| |
| The Tradeoff |
| ============ |
| |
| CVS indexes data in a certain way. When you create a CVS tag, a label |
| must be applied to every single file in the repository. It takes O(N) |
| time, where N is the size of the tree you're tagging. The tradeoff, |
| however, is that someone can look at a specific version of a file, and |
| see *all* the tag-labels attached to it. |
| |
| Subversion's repository has the data indexed in the other direction. |
| When you create an SVN tag, it makes a single new directory node that |
| points to an existing tree. It takes O(1) (constant) time. The |
| tradeoff, however, is that a version of a file is 'shared' by any |
| number of directory paths. That means it takes O(N) time to find |
| every tag that contains the specific file. |
| |
| |
| Why? |
| === |
| |
| Why does Subversion index data this way? There are a few reasons the |
| designers chose to do this.
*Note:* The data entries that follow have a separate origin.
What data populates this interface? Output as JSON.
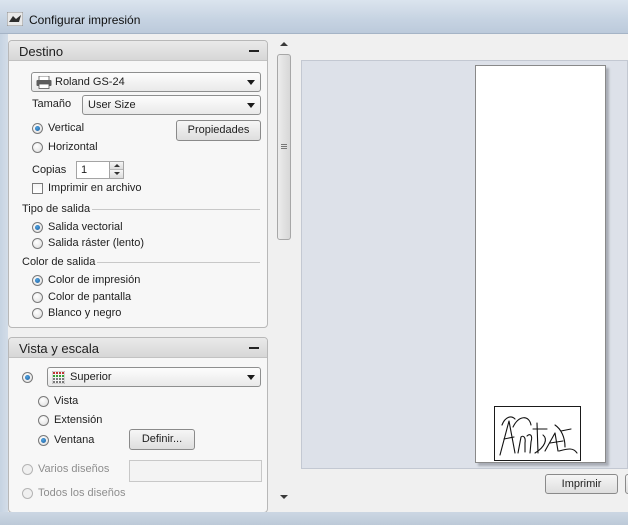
{
  "window": {
    "title": "Configurar impresión"
  },
  "destino": {
    "title": "Destino",
    "printer": "Roland GS-24",
    "size_label": "Tamaño",
    "size_value": "User Size",
    "orientation": {
      "vertical": "Vertical",
      "horizontal": "Horizontal",
      "selected": "vertical"
    },
    "properties_button": "Propiedades",
    "copies_label": "Copias",
    "copies_value": "1",
    "print_to_file": "Imprimir en archivo",
    "output_type": {
      "title": "Tipo de salida",
      "vector": "Salida vectorial",
      "raster": "Salida ráster (lento)",
      "selected": "vector"
    },
    "output_color": {
      "title": "Color de salida",
      "print_color": "Color de impresión",
      "display_color": "Color de pantalla",
      "black_white": "Blanco y negro",
      "selected": "print_color"
    }
  },
  "vista": {
    "title": "Vista y escala",
    "viewport": "Superior",
    "vista": "Vista",
    "extension": "Extensión",
    "ventana": "Ventana",
    "selected": "ventana",
    "define_button": "Definir...",
    "multiple_layouts": "Varios diseños",
    "all_layouts": "Todos los diseños"
  },
  "footer": {
    "print_button": "Imprimir"
  },
  "colors": {
    "selected_radio": "#1b5c9e",
    "preview_bg": "#dde1e9"
  }
}
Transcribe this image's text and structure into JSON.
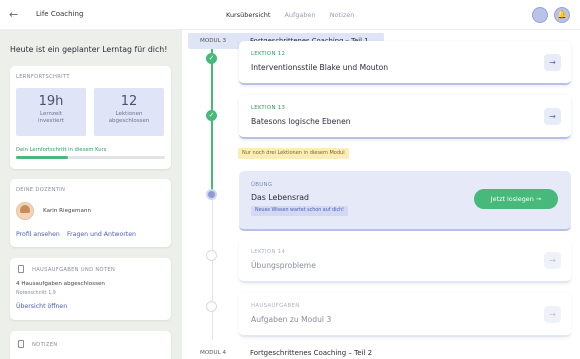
{
  "header": {
    "back_icon": "arrow-left-icon",
    "title": "Life Coaching",
    "tabs": [
      "Kursübersicht",
      "Aufgaben",
      "Notizen"
    ],
    "bell_icon": "bell-icon"
  },
  "sidebar": {
    "greeting": "Heute ist ein geplanter Lerntag für dich!",
    "progress": {
      "title": "LERNFORTSCHRITT",
      "time_value": "19h",
      "time_label": "Lernzeit investiert",
      "lessons_value": "12",
      "lessons_label": "Lektionen abgeschlossen",
      "course_label": "Dein Lernfortschritt in diesem Kurs",
      "course_progress": 0.35
    },
    "teacher": {
      "title": "DEINE DOZENTIN",
      "name": "Karin Riegemann",
      "profile_link": "Profil ansehen",
      "qa_link": "Fragen und Antworten"
    },
    "homework": {
      "title": "HAUSAUFGABEN UND NOTEN",
      "completed": "4 Hausaufgaben abgeschlossen",
      "grade": "Notenschnitt 1,9",
      "link": "Übersicht öffnen"
    },
    "notes": {
      "title": "NOTIZEN"
    }
  },
  "main": {
    "module_current": {
      "label": "MODUL 3",
      "title": "Fortgeschrittenes Coaching – Teil 1"
    },
    "lessons": [
      {
        "kicker": "LEKTION 12",
        "title": "Interventionsstile Blake und Mouton"
      },
      {
        "kicker": "LEKTION 13",
        "title": "Batesons logische Ebenen"
      }
    ],
    "notice": "Nur noch drei Lektionen in diesem Modul",
    "exercise": {
      "kicker": "ÜBUNG",
      "title": "Das Lebensrad",
      "tag": "Neues Wissen wartet schon auf dich!",
      "button": "Jetzt loslegen"
    },
    "upcoming": [
      {
        "kicker": "LEKTION 14",
        "title": "Übungsprobleme"
      },
      {
        "kicker": "HAUSAUFGABEN",
        "title": "Aufgaben zu Modul 3"
      }
    ],
    "module_next": {
      "label": "MODUL 4",
      "title": "Fortgeschrittenes Coaching – Teil 2"
    }
  },
  "colors": {
    "accent_green": "#47b97a",
    "accent_blue": "#4a5bb8",
    "panel_bg": "#edf0ea",
    "highlight": "#dfe4f6"
  }
}
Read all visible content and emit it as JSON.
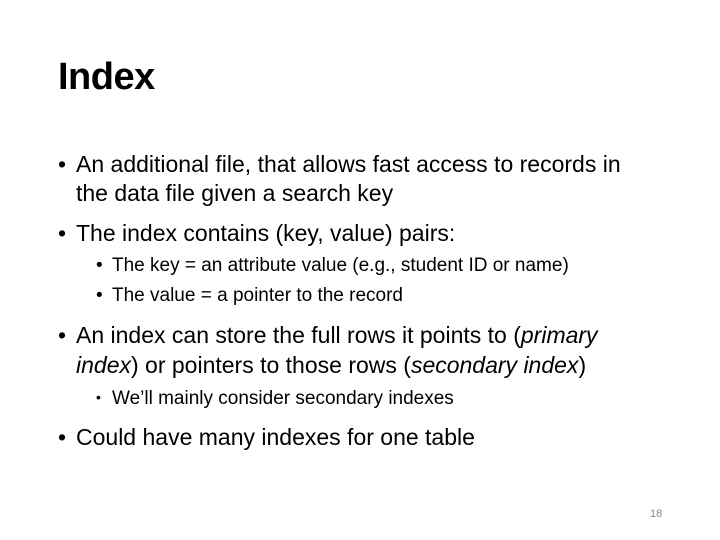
{
  "slide": {
    "title": "Index",
    "page_number": "18",
    "bullets": [
      {
        "line1": "An additional file, that allows fast access to records in",
        "line2": "the data file given a search key"
      },
      {
        "text": "The  index  contains  (key,  value)  pairs:"
      },
      {
        "text": "The  key  =  an  attribute  value  (e.g.,  student  ID  or  name)"
      },
      {
        "text": "The  value  =  a  pointer  to  the  record"
      },
      {
        "line1_a": "An index can store the full rows it points to (",
        "line1_em": "primary",
        "line2_em": "index",
        "line2_b": ") or pointers to those rows (",
        "line2_em2": "secondary index",
        "line2_c": ")"
      },
      {
        "text": "We’ll mainly consider secondary indexes"
      },
      {
        "text": "Could  have  many  indexes  for  one  table"
      }
    ],
    "bullet_glyph": "•"
  }
}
Having branches and tags in normal |
| directory space makes it easy to browse them, easy to do access |
| control on them, and (of course) they're automatically versioned. |
| |
| Also, the designers thought this would be optimizing the right |
| operations. Organizations tend to create branches and tags quite |
| frequently -- much more frequently than asking the question "which |
| tags contain a specific file?" So if you can only make one of these |
| operations O(1), you want it to be tagging. (Of course, if we knew a |
| way to make them *both* cheap, that would be the best solution! But |
| we haven't found a way yet.) |
| |
| |
| |
| Questions that Users Ask |
| ======================== |
| |
| Here are some questions subversion users might ask, and how subversion |
| deals with each question. |
| |
| |
| 1. "What version of foo.c is in tag X?" |
| |
| This is the easiest question to answer. Go into the tag-tree, and |
| look at the version of foo.c it contains. |
| |
| (This can be done with a simple "svn ls -v URL", where URL is a path |
| to the specific tag directory. Look at the first column of numbers.) |
| |
| |
| |
| 2. "Does tag X contain the latest version of foo.c?" |
| |
| This is a bit harder to answer. From question 1, it's easy to see |
| that tag X contains version N of foo.c. But how do we know if that's |
| the *latest* foo.c? |
| |
| Running 'svn log' on version N of foo.c won't help, because it only |
| goes backwards in time. That is, it only shows predecessor nodes, not |
| successor nodes. |
| |
| Subversion-1.0 uses BerkeleyDB. The only reason 'svn log' shows |
| predecessor nodes easily is because each node contains a back-pointer |
| to its predecessor. It would be extremely painful to search BDB for |
| successors; BDB is mostly a glorified hashtable with transactions. |
| |
| [Note from kfogel: Is there some reason we can't store successor |
| nodes at commit time? That is if N is a director successor of M, |
| then when we create N, we add it to M's "successors list". Then we |
| could track forward as well as backward... Nothing against having |
| an SQL backend someday, of course, just pointing out that this |
| particular problem can be solved simply in Berkeley DB.] |
| |
| Post-1.0 Subversion, however, will be able to use a SQL backend, and |
| then it will be very quick and easy to query for node successors. At |
| that point, Subversion could make nice "complete history" graphs of |
| nodes, just like Clearcase does. |
| |
| |
| |
| 3. "Which tags contain version N of foo.c?" |
| |
| This is the killer question, and the crux of the Tradeoff mentioned at |
| the beginning of this document. Because Subversion has O(1) tagging, |
| the only way to answer this question is by brute-force searching. |
| |
| But there are two consolations to this tradeoff: |
| |
| A) "Rethink your work habits" |
| |
| From experience, when users ask question #3, it can very often |
| be rephrased as a question about a *specific* tag. Very often, |
| the manager doesn't really want to see the exhaustive list of |
| every tag containing the file; instead, they simply want to know |
| if a *certain* tag has the file. ("Did we give that file to a |
| particular customer?") It turns into a "type-1" question. |
| |
| If you're used to CVS, it's very easy to instantly get the list |
| of all tags attached to a file-version. And therefore you |
| habituate to that, and use the tags-list as your main means of |
| answering all your type-1 questions. But it's certainly not |
| *required* to answer type-1 questions. |
| |
| B) "Build a cache" |
| |
| If a brute-force search is ever performed, it shouldn't be too |
| difficult to cache the results of the search, because repository |
| trees are immutable. That means the next time somebody runs the |
| search, the search becomes *much* smaller. Eventually, the |
| search can dwindle down into what feels like O(1) time, at least |
| when viewed from a distance. :-) |
| |